Adding the blue color is called “bluing” and the technique works really nicely.
I’d like to know what I need to do to get all the supplies.
You can click the links in the article for the ingredients to each group of items, but here they are
Matte Pigment Powder
I would like to do this at my spa with clients but how long is the drying time?
Id love to learn everything possible.
I would like to know what I need to purchase from your shop in order to make the wavy bumpy top texture as seen in the picture of the loaf mold soaps above. Thank you so much.
You can try any of our patterned plastic molds.
My daughter made soap with a couple of friends last year, and gave them as gifts, as well as for their own use. My daughter had Tallow from her own grass fed beef cows. Would it be better to fragrance tallow soaps?

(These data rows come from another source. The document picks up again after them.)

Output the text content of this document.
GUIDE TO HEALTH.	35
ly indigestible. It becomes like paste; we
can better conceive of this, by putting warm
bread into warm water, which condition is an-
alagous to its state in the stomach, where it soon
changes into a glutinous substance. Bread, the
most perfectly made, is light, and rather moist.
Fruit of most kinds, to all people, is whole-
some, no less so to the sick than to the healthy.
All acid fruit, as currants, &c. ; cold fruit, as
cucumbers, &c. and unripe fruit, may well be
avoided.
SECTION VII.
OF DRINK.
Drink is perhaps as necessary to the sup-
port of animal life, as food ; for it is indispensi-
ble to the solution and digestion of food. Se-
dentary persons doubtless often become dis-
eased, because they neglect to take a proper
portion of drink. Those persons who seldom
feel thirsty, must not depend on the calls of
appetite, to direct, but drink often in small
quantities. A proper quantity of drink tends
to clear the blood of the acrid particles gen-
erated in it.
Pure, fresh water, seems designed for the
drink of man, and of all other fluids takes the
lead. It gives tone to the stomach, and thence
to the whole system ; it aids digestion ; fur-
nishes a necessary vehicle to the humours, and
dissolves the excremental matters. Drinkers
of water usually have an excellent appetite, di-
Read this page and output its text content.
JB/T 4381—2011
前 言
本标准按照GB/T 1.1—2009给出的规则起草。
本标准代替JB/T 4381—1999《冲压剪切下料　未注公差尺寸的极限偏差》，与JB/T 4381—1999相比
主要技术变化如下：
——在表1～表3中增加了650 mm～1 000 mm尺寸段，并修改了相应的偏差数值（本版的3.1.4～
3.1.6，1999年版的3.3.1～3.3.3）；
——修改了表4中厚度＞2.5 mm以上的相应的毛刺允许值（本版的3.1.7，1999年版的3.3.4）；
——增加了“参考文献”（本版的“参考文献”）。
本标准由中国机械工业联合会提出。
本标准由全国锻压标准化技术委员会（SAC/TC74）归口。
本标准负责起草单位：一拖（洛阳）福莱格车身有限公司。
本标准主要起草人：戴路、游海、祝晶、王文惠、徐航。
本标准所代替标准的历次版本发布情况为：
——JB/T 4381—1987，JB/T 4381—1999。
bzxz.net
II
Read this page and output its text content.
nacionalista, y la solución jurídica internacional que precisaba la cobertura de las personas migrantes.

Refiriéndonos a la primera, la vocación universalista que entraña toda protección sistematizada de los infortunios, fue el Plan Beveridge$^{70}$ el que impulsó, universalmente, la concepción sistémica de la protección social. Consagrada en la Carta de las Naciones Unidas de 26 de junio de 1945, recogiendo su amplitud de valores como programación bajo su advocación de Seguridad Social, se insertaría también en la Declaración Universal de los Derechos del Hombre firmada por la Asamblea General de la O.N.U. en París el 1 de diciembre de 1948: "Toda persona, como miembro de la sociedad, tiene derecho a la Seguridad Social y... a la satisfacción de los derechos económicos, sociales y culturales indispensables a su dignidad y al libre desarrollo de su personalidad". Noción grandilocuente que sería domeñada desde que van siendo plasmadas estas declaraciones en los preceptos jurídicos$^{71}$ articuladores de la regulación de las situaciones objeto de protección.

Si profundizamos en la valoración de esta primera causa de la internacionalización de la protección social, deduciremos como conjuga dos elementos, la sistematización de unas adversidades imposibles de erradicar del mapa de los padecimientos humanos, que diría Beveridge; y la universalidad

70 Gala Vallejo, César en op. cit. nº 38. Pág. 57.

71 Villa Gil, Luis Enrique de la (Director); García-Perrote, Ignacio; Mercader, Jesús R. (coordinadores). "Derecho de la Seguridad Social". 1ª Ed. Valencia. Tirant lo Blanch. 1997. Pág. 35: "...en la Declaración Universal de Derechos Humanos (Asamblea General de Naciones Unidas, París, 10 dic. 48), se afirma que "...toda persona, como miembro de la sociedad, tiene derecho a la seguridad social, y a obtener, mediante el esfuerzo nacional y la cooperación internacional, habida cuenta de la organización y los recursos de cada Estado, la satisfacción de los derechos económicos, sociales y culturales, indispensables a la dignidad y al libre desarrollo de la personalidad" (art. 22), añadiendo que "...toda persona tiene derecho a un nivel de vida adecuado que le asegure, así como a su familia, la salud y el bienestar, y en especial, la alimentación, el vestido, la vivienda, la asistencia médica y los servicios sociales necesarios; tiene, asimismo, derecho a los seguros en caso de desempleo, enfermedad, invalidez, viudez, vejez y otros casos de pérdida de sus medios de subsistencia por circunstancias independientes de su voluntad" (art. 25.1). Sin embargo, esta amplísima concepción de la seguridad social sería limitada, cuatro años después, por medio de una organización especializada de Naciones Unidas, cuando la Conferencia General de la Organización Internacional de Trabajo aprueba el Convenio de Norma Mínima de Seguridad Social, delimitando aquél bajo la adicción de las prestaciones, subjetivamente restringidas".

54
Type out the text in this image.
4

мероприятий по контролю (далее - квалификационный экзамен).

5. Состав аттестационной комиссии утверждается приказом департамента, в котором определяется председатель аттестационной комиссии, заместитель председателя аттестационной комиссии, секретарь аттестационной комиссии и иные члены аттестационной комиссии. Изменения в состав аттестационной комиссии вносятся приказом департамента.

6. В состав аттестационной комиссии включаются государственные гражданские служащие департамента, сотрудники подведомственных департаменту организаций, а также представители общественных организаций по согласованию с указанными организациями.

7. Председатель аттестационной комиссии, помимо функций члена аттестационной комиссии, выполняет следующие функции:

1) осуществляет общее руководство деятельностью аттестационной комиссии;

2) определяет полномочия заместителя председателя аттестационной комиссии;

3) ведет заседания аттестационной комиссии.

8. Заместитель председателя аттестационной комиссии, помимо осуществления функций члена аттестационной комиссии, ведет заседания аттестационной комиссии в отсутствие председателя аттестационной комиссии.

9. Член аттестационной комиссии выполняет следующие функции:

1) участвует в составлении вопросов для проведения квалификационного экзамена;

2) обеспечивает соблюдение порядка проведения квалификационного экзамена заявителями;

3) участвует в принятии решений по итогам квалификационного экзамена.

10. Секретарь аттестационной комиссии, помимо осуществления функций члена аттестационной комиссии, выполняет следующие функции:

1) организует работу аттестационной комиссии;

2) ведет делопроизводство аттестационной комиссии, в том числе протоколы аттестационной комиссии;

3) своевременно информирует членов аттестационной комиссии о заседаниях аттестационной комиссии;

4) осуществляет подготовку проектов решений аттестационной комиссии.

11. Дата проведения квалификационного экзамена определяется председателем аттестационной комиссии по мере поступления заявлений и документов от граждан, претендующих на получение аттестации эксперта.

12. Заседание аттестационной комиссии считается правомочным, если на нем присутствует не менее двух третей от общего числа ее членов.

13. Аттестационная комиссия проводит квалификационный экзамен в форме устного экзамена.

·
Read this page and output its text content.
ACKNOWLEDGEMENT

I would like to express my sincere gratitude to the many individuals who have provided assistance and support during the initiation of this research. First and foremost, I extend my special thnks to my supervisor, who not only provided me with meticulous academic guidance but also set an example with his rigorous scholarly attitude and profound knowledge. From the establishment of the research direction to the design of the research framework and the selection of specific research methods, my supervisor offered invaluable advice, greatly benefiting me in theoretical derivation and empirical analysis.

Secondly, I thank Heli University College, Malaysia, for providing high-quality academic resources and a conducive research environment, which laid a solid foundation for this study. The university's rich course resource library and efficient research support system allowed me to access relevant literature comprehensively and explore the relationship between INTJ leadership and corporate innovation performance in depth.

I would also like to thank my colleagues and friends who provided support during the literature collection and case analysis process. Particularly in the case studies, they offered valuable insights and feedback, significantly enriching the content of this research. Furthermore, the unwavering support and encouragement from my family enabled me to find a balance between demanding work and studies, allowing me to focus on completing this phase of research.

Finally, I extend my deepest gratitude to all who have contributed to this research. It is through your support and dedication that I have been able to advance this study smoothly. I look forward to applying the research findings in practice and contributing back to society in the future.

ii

I am planning a small soap making party, and have decided to do one type of soap to make it easier. Keep tract of supplies so everyone can chip in for the cost of the ingredients. I will be using recipe from Soap Making Book. Most likely be after my daughter’s visit in October. In time for Winter Holiday Gifts! Just a few people to keep it simple, as is our first time making soap.
Look forward to the FUN!
Is this easy enough for first time soap makers? What do you heat your soap bases in to make a large batch? Can you use your own plant bases such as spearmint or even basil?
Yes, this is a very simple recipe for beginners to try. You can try a large glass bowl the microwave or an oven to assist with melting the soap bases easily.
I’ve done a few melt and pour soaps. The ones pictured look a lot harder than the ones I have made. I’m wrapping them in plastic wrap for protection and cello bags for looks. I would like them to be wrapped more simply but I don’t think they could withstand being wrapped so simply. Are the ones in the photos melt and pour? And if so, why to they appear so much harder than the ones I have made?
Yes these are melt and pour soaps; depending on the additives, some may appear harder than other soap, but we’ve had no issue with them withstanding the simple wrapping shown in the first photo. Also, the open air wrapping adds a bit of moisture to the bars.